How a ransomware attack took down the world's largest meat processing operation
The American subsidiary of JBS, the world’s largest processor of fresh beef and pork, suffered a cyberattack that left their North American and Australian operations paralyzed last month.
In a statement on Monday, JBS announced that it had been under an “organized cybersecurity attack”, which the FBI is attributing to REVil, a notorious Russian ransomware syndicate.
The cyberattack affected servers supporting JBS North American and Australian IT systems, which are essential for billing, shipping, and other administrative stages. The shutdown of these systems crippled operations in Australia, Canada and the United States.

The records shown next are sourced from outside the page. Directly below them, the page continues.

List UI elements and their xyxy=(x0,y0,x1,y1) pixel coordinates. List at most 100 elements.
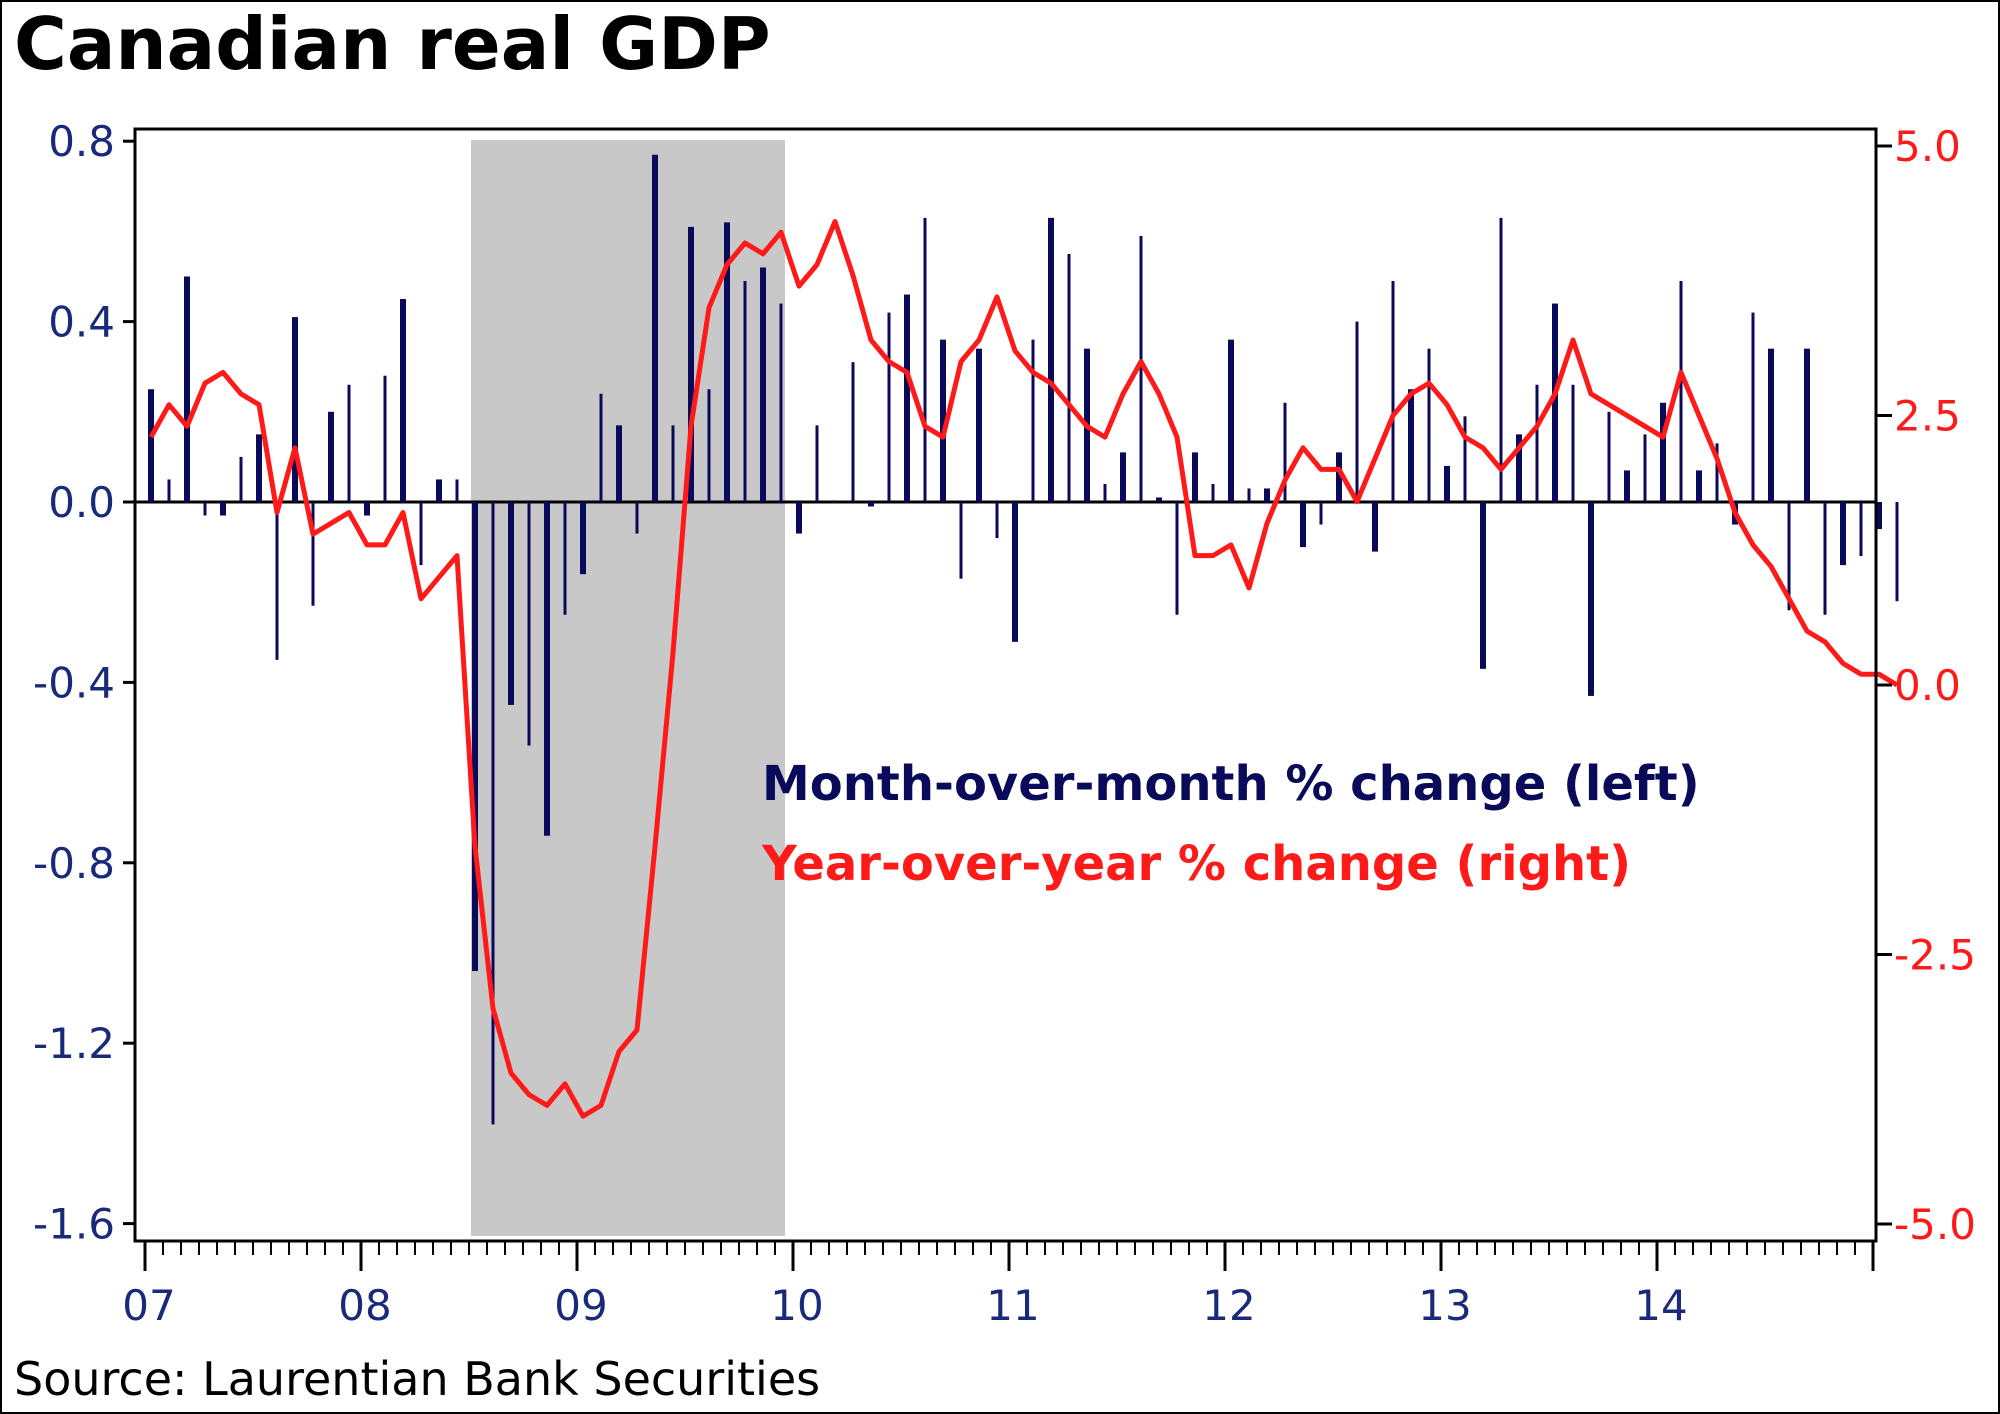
mom-bar xyxy=(184,276,190,502)
mom-bar xyxy=(1031,339,1035,502)
mom-bar xyxy=(832,502,838,503)
mom-bar xyxy=(635,502,639,534)
mom-bar xyxy=(419,502,423,566)
mom-bar xyxy=(1679,281,1683,502)
x-tick-label: 08 xyxy=(338,1281,391,1330)
mom-bar xyxy=(1372,502,1378,552)
mom-bar xyxy=(1660,402,1666,502)
left-tick-label: 0.4 xyxy=(48,298,115,347)
mom-bar xyxy=(1571,384,1575,502)
mom-bar xyxy=(1876,502,1882,530)
mom-bar xyxy=(1751,312,1755,502)
x-tick-label: 12 xyxy=(1202,1281,1255,1330)
left-tick-label: 0.8 xyxy=(48,117,115,166)
mom-bar xyxy=(923,217,927,502)
mom-bar xyxy=(491,502,495,1125)
mom-bar xyxy=(1012,502,1018,642)
mom-bar xyxy=(1643,434,1647,502)
mom-bar xyxy=(1516,434,1522,502)
mom-bar xyxy=(851,362,855,502)
mom-bar xyxy=(203,502,207,516)
mom-bar xyxy=(256,434,262,502)
mom-bar xyxy=(1264,488,1270,502)
mom-bar xyxy=(364,502,370,516)
legend-yoy: Year-over-year % change (right) xyxy=(761,836,1631,892)
mom-bar xyxy=(1120,452,1126,502)
mom-bar xyxy=(1156,497,1162,502)
x-tick-label: 09 xyxy=(554,1281,607,1330)
mom-bar xyxy=(995,502,999,539)
mom-bar xyxy=(959,502,963,579)
mom-bar xyxy=(652,154,658,503)
mom-bar xyxy=(724,222,730,502)
chart-source: Source: Laurentian Bank Securities xyxy=(14,1352,821,1406)
mom-bar xyxy=(1840,502,1846,566)
mom-bar xyxy=(508,502,514,705)
mom-bar xyxy=(1804,348,1810,502)
mom-bar xyxy=(1427,348,1431,502)
mom-bar xyxy=(1175,502,1179,615)
mom-bar xyxy=(239,456,243,502)
chart-title: Canadian real GDP xyxy=(14,2,771,86)
mom-bar xyxy=(1139,235,1143,502)
mom-bar xyxy=(1535,384,1539,502)
mom-bar xyxy=(1499,217,1503,502)
mom-bar xyxy=(1588,502,1594,696)
x-tick-label: 11 xyxy=(986,1281,1039,1330)
mom-bar xyxy=(1823,502,1827,615)
mom-bar xyxy=(760,267,766,502)
mom-bar xyxy=(1355,321,1359,502)
mom-bar xyxy=(1895,502,1899,602)
mom-bar xyxy=(887,312,891,502)
mom-bar xyxy=(1408,389,1414,502)
left-tick-label: -1.6 xyxy=(33,1200,115,1249)
mom-bar xyxy=(1336,452,1342,502)
mom-bar xyxy=(292,317,298,502)
left-tick-label: -1.2 xyxy=(33,1019,115,1068)
mom-bar xyxy=(707,389,711,502)
mom-bar xyxy=(940,339,946,502)
mom-bar xyxy=(527,502,531,746)
mom-bar xyxy=(436,479,442,502)
x-tick-label: 13 xyxy=(1418,1281,1471,1330)
mom-bar xyxy=(1319,502,1323,525)
mom-bar xyxy=(1607,411,1611,502)
mom-bar xyxy=(1048,217,1054,502)
mom-bar xyxy=(1768,348,1774,502)
mom-bar xyxy=(1787,502,1791,611)
mom-bar xyxy=(347,384,351,502)
mom-bar xyxy=(220,502,226,516)
mom-bar xyxy=(743,281,747,502)
mom-bar xyxy=(328,411,334,502)
mom-bar xyxy=(1300,502,1306,548)
mom-bar xyxy=(1103,483,1107,502)
right-tick-label: 5.0 xyxy=(1894,122,1961,171)
mom-bar xyxy=(1480,502,1486,669)
mom-bar xyxy=(544,502,550,836)
mom-bar xyxy=(472,502,478,972)
mom-bars-group xyxy=(148,154,1899,1125)
mom-bar xyxy=(671,425,675,502)
mom-bar xyxy=(167,479,171,502)
mom-bar xyxy=(383,375,387,502)
mom-bar xyxy=(779,303,783,502)
x-tick-label: 10 xyxy=(770,1281,823,1330)
mom-bar xyxy=(688,226,694,502)
mom-bar xyxy=(1067,253,1071,502)
mom-bar xyxy=(1715,443,1719,502)
mom-bar xyxy=(1696,470,1702,502)
mom-bar xyxy=(148,389,154,502)
mom-bar xyxy=(976,348,982,502)
mom-bar xyxy=(1859,502,1863,557)
x-tick-label: 14 xyxy=(1634,1281,1687,1330)
mom-bar xyxy=(563,502,567,615)
mom-bar xyxy=(455,479,459,502)
mom-bar xyxy=(815,425,819,502)
plot-border xyxy=(133,127,1878,1243)
right-tick-label: -2.5 xyxy=(1894,931,1976,980)
mom-bar xyxy=(868,502,874,507)
mom-bar xyxy=(1247,488,1251,502)
mom-bar xyxy=(1192,452,1198,502)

The North American shutdown of the meat processing giant, who supplies meat to fast food chain McDonald’s, has halted a fifth of meat production in America. This has led to 10,000 workers being sent home without pay.
Fortunately for JBS, backup servers were left intact, allowing the meat processing giant to galvanise recovery operations into action. There is also currently no evidence of sensitive customer, employee or supplier data being misappropriated. Two days after the cyberattack, JBS confirmed that they are facing “significant” recovery.
What is ransomware and how does it affect us?
This ransomware attack occurred just a month after a similar attack on Colonial Pipeline, which delayed fuel delivery in areas of the United States. As ransomware attacks become more frequent, there is an increasing worry about its dangerous and lasting effects on supply chains, logistics and transportation.
Ransomware Is typically used by cyber criminals to block the victim from accessing their own data. The malicious software can encrypt the operating system or individual files to hold the attacked data hostage under a certain ransom.
JBS makes up a large part of the meat industry in the United States, Australian Mexico, Canada, Europe and New Zealand. When international companies like JBS are targeted, the global supply chain is threatened and left vulnerable to the whim of cyber criminals. Not to mention the 10,000 employees left without work and pay.
To illustrate the impact, the 3-day suspension of just five JBS plants in America already saw an increase in meat prices. According to the USDA, prices for select cuts of U.S beef for wholesale consumers jumped more than 1% during the ransomware attack. If JSA’s international network of meat plants had been hit, the impact on the market could very likely reach a magnitude of catastrophic proportions.
Protecting essential infrastructure from ransomware cyberattacks
According to a global cybersecurity report, ransomware attacks saw an increase of 62% in 2020, hitting a record high of 304 million since 2014. When critical systems are left vulnerable to external cyberattacks, it gives cyber criminals the power to disrupt the economy, supply chains and the lives of billions of consumers.
JBS reported its ransomware attack to the Ransomware Task Force (RTF), which comprises over 60 experts who represent organizations spanning across industries and governments. The RTF, which was convened in early 2021, a strategic plan to combat the evolution of ransomware has been released.
The disruptive nature of ransomware suggests that it is not only a threat to organizations, but also poses a risk to national security, supply chains, and jobs. In light of this, there is an urgent need for to 1) prevent ransomware attacks using effective security awareness training and security automation tools and 2) respond quickly to ransomware attacks to limit impact.